Much of the recent (and future) improvement in the UK labour market is already priced in by both analysts and the common folk. The continue decline seen in both the Claimant Change and the ILO u-rate adds to the buoyancy of the sector. Furthermore, absolutely no-one doubts of the firm path of the recovery in the British economy. However, yet remains the question about the critical real wage growth, still lagging behind the recovery and entrenched in stagnant levels.
Another issue brought in by Governor Carney in recent periods is the amount of the slack in the economy, as nobody seems able to give figures…1% of the GDP? 2%? And this fact, this ‘uncertainty’, seems to be the perfect excuse for the MPC to keep kicking the can down the road when comes to interest rate hikes: nobody thinks the central bank will wait until 2016 to start the hiking cycle, and the end of the present year now seems unlikely.

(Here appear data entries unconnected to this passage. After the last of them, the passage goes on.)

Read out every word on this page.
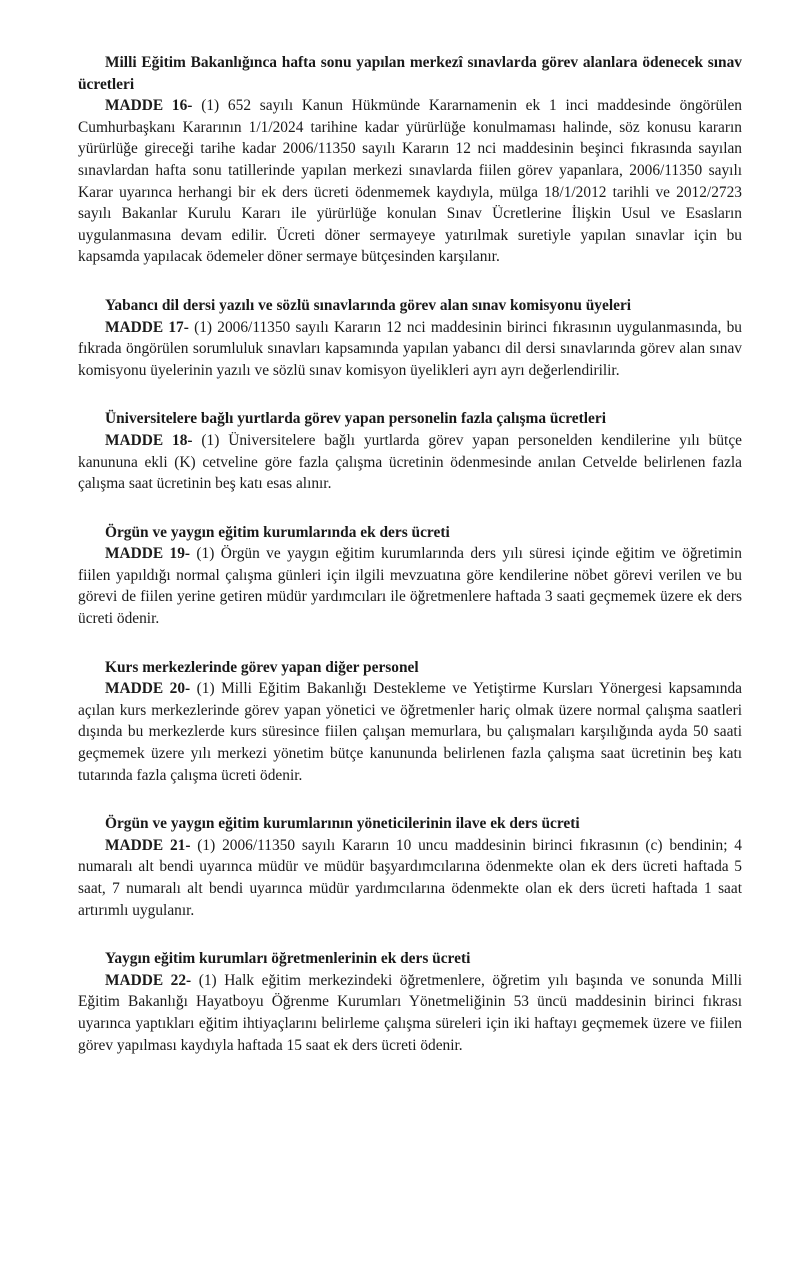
Milli Eğitim Bakanlığınca hafta sonu yapılan merkezî sınavlarda görev alanlara ödenecek sınav ücretleri

MADDE 16- (1) 652 sayılı Kanun Hükmünde Kararnamenin ek 1 inci maddesinde öngörülen Cumhurbaşkanı Kararının 1/1/2024 tarihine kadar yürürlüğe konulmaması halinde, söz konusu kararın yürürlüğe gireceği tarihe kadar 2006/11350 sayılı Kararın 12 nci maddesinin beşinci fıkrasında sayılan sınavlardan hafta sonu tatillerinde yapılan merkezi sınavlarda fiilen görev yapanlara, 2006/11350 sayılı Karar uyarınca herhangi bir ek ders ücreti ödenmemek kaydıyla, mülga 18/1/2012 tarihli ve 2012/2723 sayılı Bakanlar Kurulu Kararı ile yürürlüğe konulan Sınav Ücretlerine İlişkin Usul ve Esasların uygulanmasına devam edilir. Ücreti döner sermayeye yatırılmak suretiyle yapılan sınavlar için bu kapsamda yapılacak ödemeler döner sermaye bütçesinden karşılanır.

Yabancı dil dersi yazılı ve sözlü sınavlarında görev alan sınav komisyonu üyeleri

MADDE 17- (1) 2006/11350 sayılı Kararın 12 nci maddesinin birinci fıkrasının uygulanmasında, bu fıkrada öngörülen sorumluluk sınavları kapsamında yapılan yabancı dil dersi sınavlarında görev alan sınav komisyonu üyelerinin yazılı ve sözlü sınav komisyon üyelikleri ayrı ayrı değerlendirilir.

Üniversitelere bağlı yurtlarda görev yapan personelin fazla çalışma ücretleri

MADDE 18- (1) Üniversitelere bağlı yurtlarda görev yapan personelden kendilerine yılı bütçe kanununa ekli (K) cetveline göre fazla çalışma ücretinin ödenmesinde anılan Cetvelde belirlenen fazla çalışma saat ücretinin beş katı esas alınır.

Örgün ve yaygın eğitim kurumlarında ek ders ücreti

MADDE 19- (1) Örgün ve yaygın eğitim kurumlarında ders yılı süresi içinde eğitim ve öğretimin fiilen yapıldığı normal çalışma günleri için ilgili mevzuatına göre kendilerine nöbet görevi verilen ve bu görevi de fiilen yerine getiren müdür yardımcıları ile öğretmenlere haftada 3 saati geçmemek üzere ek ders ücreti ödenir.

Kurs merkezlerinde görev yapan diğer personel

MADDE 20- (1) Milli Eğitim Bakanlığı Destekleme ve Yetiştirme Kursları Yönergesi kapsamında açılan kurs merkezlerinde görev yapan yönetici ve öğretmenler hariç olmak üzere normal çalışma saatleri dışında bu merkezlerde kurs süresince fiilen çalışan memurlara, bu çalışmaları karşılığında ayda 50 saati geçmemek üzere yılı merkezi yönetim bütçe kanununda belirlenen fazla çalışma saat ücretinin beş katı tutarında fazla çalışma ücreti ödenir.

Örgün ve yaygın eğitim kurumlarının yöneticilerinin ilave ek ders ücreti

MADDE 21- (1) 2006/11350 sayılı Kararın 10 uncu maddesinin birinci fıkrasının (c) bendinin; 4 numaralı alt bendi uyarınca müdür ve müdür başyardımcılarına ödenmekte olan ek ders ücreti haftada 5 saat, 7 numaralı alt bendi uyarınca müdür yardımcılarına ödenmekte olan ek ders ücreti haftada 1 saat artırımlı uygulanır.

Yaygın eğitim kurumları öğretmenlerinin ek ders ücreti

MADDE 22- (1) Halk eğitim merkezindeki öğretmenlere, öğretim yılı başında ve sonunda Milli Eğitim Bakanlığı Hayatboyu Öğrenme Kurumları Yönetmeliğinin 53 üncü maddesinin birinci fıkrası uyarınca yaptıkları eğitim ihtiyaçlarını belirleme çalışma süreleri için iki haftayı geçmemek üzere ve fiilen görev yapılması kaydıyla haftada 15 saat ek ders ücreti ödenir.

So… back to market consensus around May 2015?
In light of tomorrow’s Quarterly Inflation Report by the BoE, traders will look for any clue regarding the timing of the rate hike, and investors will scrutinize anything in connection with that ‘slack’ that prevent the BoE to be the first of the G4 central banks to hike rates.
In the meantime, waning expectations of a rate hike plus speculative positioning keep taking a toll on the sterling, dragging Cable from multi-year peaks in levels just shy of 1.7200 the figure to this week’s lows in levels last seen in early June, around the mid-1.6700s. The renewed USD strength has been collaborating with the downside as well, bolstered by a firmer momentum in the US economy. Levels-wise, the initial hurdle remains 1.6800 ahead of August top at 1.6890; the interim support lines up at 1.6750 followed by June low at 1.6698.